Beyond Cynicism 2

Beyond Cynicism 2

Andrew Byers, in his very fine new book, Faith Without Illusions: Following Jesus as a Cynic-Saint, claims “cyncism is a sickness” and defines it as being contemptuously distrustful of human nature and motives. One of the reasons cynicism develops is legalism, and the cynic, when abandoning legalism, often ends up with a cynical substitute, but before we get there, let’s talk about legalism.

I begin with this: I know it from experience. Legalism is not believing in the importance of law or rules or authorities; it is not rules themselves; legalism is not even following kosher laws. More often than not, this sort of definition of legalism — equating it with rules — comes from someone who has been told to do something they don’t want to do. (As a teenager telling her parents that a 10pm curfew is “legalism.”) Legalism is any practice or belief that is added to the gospel that compromises the sufficiency of Christ as Savior and jeopardizes the adequacy of the Spirit in moral guidance. Another dimension of legalism is zealotry, the uber-confidence that comes from showing one’s radical commitment to God by going beyond what the Bible says and finding new rules that express that zeal and then living by and holding others under the scrutiny of those new rules.

Many of us have either been there, or gotten very close, or are on the verge of camping among the legalists. But what Byers finds here is that many who experience legalism react, and what happens is that they become antinomian, that is, they become people who delight in their flaunted freedom out of cynicism.

What is legalism? What about the above definitions? What about zealotry? Do you see the overreaction to legalism in libertinism? Where do you think the Christian church is today in these matters? Too legalistic or too libertine?

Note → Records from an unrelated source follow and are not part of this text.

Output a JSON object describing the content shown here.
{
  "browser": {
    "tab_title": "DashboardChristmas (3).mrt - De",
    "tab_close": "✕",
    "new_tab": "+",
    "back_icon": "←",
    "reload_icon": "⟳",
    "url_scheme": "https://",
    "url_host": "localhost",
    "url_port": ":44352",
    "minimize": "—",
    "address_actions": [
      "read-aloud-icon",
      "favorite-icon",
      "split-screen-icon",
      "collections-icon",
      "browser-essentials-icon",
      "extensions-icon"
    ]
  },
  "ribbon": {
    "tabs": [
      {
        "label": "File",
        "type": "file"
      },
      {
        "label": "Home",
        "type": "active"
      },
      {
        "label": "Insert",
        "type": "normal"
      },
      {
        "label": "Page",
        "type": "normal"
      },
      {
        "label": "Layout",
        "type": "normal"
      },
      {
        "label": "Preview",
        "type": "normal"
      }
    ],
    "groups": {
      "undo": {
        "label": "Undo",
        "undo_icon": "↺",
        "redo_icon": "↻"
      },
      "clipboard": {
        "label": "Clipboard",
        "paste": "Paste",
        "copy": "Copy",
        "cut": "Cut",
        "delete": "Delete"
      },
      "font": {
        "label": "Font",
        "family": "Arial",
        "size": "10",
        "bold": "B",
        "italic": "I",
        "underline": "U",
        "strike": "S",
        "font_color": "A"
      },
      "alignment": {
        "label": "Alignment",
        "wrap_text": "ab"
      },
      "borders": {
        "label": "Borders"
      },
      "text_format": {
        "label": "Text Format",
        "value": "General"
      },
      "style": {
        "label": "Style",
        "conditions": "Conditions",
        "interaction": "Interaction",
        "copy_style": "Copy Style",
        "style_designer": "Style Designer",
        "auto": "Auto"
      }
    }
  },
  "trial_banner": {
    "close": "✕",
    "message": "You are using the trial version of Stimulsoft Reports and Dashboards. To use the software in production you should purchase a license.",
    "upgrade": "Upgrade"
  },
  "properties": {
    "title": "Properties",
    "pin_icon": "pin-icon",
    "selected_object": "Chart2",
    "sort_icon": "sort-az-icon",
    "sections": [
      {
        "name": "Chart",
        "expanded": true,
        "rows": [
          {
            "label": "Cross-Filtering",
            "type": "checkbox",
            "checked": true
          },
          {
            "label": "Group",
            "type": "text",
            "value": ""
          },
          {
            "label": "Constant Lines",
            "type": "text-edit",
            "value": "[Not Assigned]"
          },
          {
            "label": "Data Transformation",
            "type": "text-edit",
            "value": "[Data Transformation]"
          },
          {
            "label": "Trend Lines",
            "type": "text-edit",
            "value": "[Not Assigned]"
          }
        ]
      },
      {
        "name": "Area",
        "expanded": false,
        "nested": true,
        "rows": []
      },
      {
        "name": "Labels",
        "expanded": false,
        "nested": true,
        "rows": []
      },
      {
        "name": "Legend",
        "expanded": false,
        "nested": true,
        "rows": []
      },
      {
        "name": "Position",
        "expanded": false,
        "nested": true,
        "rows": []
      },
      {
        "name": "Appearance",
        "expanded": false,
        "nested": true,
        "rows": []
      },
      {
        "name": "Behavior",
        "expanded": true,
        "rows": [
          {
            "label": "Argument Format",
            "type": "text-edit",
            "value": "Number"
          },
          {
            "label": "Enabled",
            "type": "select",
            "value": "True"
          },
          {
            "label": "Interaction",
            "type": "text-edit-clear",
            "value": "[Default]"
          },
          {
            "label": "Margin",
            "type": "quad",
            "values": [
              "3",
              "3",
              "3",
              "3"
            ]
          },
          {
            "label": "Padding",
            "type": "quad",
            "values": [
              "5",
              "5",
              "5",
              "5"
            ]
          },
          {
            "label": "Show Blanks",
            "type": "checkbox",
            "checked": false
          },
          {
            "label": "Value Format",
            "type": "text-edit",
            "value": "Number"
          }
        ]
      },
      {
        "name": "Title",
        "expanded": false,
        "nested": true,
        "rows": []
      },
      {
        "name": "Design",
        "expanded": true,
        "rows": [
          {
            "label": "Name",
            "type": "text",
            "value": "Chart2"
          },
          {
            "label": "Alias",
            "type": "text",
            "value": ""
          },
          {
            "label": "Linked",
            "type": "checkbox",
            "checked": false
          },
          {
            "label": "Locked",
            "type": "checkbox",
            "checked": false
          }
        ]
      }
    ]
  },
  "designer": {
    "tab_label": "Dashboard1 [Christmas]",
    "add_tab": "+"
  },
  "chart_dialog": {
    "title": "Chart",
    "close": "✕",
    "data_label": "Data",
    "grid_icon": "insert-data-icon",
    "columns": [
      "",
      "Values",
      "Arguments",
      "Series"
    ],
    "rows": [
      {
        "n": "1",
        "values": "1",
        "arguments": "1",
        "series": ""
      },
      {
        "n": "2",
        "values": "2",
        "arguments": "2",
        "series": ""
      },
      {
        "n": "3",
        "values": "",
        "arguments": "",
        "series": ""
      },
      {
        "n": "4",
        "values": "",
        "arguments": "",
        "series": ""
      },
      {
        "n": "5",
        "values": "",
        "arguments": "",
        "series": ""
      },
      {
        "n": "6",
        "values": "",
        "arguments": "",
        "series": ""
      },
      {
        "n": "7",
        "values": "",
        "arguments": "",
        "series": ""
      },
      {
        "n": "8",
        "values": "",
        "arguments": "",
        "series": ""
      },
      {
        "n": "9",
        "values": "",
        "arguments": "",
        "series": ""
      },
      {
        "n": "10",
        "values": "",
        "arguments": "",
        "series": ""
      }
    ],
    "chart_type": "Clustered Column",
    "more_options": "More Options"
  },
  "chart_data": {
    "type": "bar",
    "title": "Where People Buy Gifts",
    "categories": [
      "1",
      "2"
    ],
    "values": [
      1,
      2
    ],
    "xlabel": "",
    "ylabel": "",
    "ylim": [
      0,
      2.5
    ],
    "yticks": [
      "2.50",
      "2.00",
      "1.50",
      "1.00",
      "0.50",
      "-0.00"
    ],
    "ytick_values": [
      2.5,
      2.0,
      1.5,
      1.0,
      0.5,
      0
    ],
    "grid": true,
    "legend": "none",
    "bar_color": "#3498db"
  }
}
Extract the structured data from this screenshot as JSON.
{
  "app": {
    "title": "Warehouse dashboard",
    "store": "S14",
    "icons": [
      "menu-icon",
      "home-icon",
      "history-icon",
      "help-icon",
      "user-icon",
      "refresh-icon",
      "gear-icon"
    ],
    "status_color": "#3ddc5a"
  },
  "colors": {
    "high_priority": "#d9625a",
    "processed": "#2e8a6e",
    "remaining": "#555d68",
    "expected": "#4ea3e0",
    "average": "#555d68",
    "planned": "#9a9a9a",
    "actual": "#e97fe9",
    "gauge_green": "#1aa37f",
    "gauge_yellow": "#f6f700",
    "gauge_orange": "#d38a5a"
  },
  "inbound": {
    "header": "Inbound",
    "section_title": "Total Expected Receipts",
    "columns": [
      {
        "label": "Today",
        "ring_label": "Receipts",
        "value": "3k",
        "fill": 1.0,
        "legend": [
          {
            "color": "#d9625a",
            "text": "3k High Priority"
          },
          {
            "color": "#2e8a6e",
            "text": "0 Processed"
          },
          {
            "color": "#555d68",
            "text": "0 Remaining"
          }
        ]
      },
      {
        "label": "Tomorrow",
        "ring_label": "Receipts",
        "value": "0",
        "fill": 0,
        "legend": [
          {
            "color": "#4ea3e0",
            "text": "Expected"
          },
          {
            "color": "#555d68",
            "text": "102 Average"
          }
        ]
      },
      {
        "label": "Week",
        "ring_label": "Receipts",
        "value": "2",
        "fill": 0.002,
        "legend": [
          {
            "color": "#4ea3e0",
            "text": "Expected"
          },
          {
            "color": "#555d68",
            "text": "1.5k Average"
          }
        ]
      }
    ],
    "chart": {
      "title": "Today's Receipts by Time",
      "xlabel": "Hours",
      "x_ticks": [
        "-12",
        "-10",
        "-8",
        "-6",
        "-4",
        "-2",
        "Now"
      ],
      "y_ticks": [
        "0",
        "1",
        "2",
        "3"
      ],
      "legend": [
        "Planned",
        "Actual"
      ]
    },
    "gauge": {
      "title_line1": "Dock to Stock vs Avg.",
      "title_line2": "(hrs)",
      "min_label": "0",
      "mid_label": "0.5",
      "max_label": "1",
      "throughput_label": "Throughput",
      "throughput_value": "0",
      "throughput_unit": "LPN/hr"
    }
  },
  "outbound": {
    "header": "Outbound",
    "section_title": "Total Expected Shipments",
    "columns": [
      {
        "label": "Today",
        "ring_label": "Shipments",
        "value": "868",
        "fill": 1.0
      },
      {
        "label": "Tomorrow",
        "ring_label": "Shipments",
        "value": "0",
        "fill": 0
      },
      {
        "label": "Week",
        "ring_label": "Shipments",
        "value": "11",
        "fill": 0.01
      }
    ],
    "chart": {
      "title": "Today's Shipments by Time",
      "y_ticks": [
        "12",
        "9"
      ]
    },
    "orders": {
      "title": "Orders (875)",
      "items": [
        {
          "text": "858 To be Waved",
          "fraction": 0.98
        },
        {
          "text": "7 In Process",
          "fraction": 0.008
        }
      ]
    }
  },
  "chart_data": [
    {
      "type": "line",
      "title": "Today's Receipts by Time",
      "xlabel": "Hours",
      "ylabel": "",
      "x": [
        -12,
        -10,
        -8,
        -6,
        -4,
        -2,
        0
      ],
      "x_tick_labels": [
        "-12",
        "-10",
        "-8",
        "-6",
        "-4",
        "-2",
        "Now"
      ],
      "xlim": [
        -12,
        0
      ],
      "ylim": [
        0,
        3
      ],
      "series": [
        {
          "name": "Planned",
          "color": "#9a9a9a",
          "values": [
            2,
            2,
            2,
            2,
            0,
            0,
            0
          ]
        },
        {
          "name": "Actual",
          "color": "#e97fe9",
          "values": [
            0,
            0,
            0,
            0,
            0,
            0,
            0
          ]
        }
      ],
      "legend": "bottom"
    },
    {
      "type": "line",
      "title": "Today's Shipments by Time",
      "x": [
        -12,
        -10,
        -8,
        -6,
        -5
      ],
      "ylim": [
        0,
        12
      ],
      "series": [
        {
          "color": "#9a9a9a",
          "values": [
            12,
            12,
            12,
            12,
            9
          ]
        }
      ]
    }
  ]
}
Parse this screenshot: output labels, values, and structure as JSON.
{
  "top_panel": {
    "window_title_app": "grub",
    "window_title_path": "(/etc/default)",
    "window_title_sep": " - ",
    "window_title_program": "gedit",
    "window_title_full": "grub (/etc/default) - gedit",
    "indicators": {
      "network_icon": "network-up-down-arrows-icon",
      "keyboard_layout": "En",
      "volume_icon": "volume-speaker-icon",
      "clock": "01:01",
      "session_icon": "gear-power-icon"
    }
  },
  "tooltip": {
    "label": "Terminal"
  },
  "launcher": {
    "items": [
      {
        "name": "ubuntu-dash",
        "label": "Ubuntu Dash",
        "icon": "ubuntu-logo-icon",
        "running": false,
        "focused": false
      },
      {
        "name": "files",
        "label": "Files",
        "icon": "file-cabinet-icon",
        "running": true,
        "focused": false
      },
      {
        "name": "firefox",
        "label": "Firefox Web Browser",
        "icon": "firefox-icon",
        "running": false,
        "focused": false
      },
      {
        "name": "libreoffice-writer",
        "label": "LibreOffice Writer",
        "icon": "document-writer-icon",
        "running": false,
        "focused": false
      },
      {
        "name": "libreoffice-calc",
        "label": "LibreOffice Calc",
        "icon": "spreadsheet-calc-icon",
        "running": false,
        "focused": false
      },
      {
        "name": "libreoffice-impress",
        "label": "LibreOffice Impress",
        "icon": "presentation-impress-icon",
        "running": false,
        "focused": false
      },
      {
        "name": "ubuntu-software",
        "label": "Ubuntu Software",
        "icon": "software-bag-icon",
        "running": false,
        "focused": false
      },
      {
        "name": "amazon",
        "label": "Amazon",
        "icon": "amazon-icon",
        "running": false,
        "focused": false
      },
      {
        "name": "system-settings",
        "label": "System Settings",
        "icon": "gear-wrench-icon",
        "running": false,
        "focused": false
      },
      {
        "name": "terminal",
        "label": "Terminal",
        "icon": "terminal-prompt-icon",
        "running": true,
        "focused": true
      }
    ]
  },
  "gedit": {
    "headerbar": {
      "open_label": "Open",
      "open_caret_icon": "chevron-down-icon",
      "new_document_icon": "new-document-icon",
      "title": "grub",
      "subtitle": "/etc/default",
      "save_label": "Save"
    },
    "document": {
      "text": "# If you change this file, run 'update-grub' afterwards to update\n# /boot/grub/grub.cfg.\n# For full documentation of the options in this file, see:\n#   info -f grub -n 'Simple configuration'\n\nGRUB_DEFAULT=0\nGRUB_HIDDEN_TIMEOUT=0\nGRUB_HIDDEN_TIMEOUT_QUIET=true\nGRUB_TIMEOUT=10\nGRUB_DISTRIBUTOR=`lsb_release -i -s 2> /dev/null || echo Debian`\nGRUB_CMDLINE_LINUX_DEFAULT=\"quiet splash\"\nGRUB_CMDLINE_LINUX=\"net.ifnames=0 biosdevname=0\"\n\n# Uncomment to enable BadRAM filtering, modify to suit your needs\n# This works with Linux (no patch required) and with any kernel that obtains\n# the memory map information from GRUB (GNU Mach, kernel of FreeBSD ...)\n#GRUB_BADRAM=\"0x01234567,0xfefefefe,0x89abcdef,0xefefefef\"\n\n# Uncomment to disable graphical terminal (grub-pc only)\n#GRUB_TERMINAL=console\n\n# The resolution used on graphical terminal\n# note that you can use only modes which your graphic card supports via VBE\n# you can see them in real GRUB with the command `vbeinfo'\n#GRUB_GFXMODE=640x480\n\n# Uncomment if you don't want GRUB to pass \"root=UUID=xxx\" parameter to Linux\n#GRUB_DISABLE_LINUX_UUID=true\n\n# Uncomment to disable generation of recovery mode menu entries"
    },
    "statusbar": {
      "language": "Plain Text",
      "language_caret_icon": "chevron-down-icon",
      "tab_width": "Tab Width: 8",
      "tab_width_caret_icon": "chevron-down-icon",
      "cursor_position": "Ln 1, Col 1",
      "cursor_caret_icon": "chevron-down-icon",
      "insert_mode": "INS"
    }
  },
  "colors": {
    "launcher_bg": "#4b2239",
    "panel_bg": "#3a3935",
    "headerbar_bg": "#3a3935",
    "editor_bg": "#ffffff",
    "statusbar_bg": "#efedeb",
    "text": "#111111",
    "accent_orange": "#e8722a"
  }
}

Byers says some things wonderfully in this chp. Here is a selection: He knows a time when “Spiritual activity amounted to spirituality.”  “Legalism,” he says, “is the attempt to gain spiritual standing before God by keeping religious rules.” And such a “performance-based approach to religious life spawns religiosity, moralism, ritualism.”

Here’s a zinger worth putting on your dashboard: “When we think we are most spiritual before God may actually be when we are most offensive to God” (52). Sometimes this applies to our practices, our self-awareness, our theological articulations, or our church affiliations. It’s that feeling of “I know I’m right” that might mean we are least right!

So what happens?Legalism often runs into the wall of reality and we suddenly think we are not only miserable but we’ve failed to live in the Spirit and have somehow caved in on learning to live in freedom. So we take it — zealot like once again and out of cynicism — to full bore freedom. That is, we get drunk on a cynical form of liberty. We do what we want; we do what others don’t want us to do because we can and because we are free in Christ. It’s a cynical moral posture.

Byers points out: this is rebellion against something. The legalism was a life of uber-conformity, and libertinism is the life of uber-nonconformity. The Bible is against legalism but it is also for righteous obedience and holiness and zeal for God.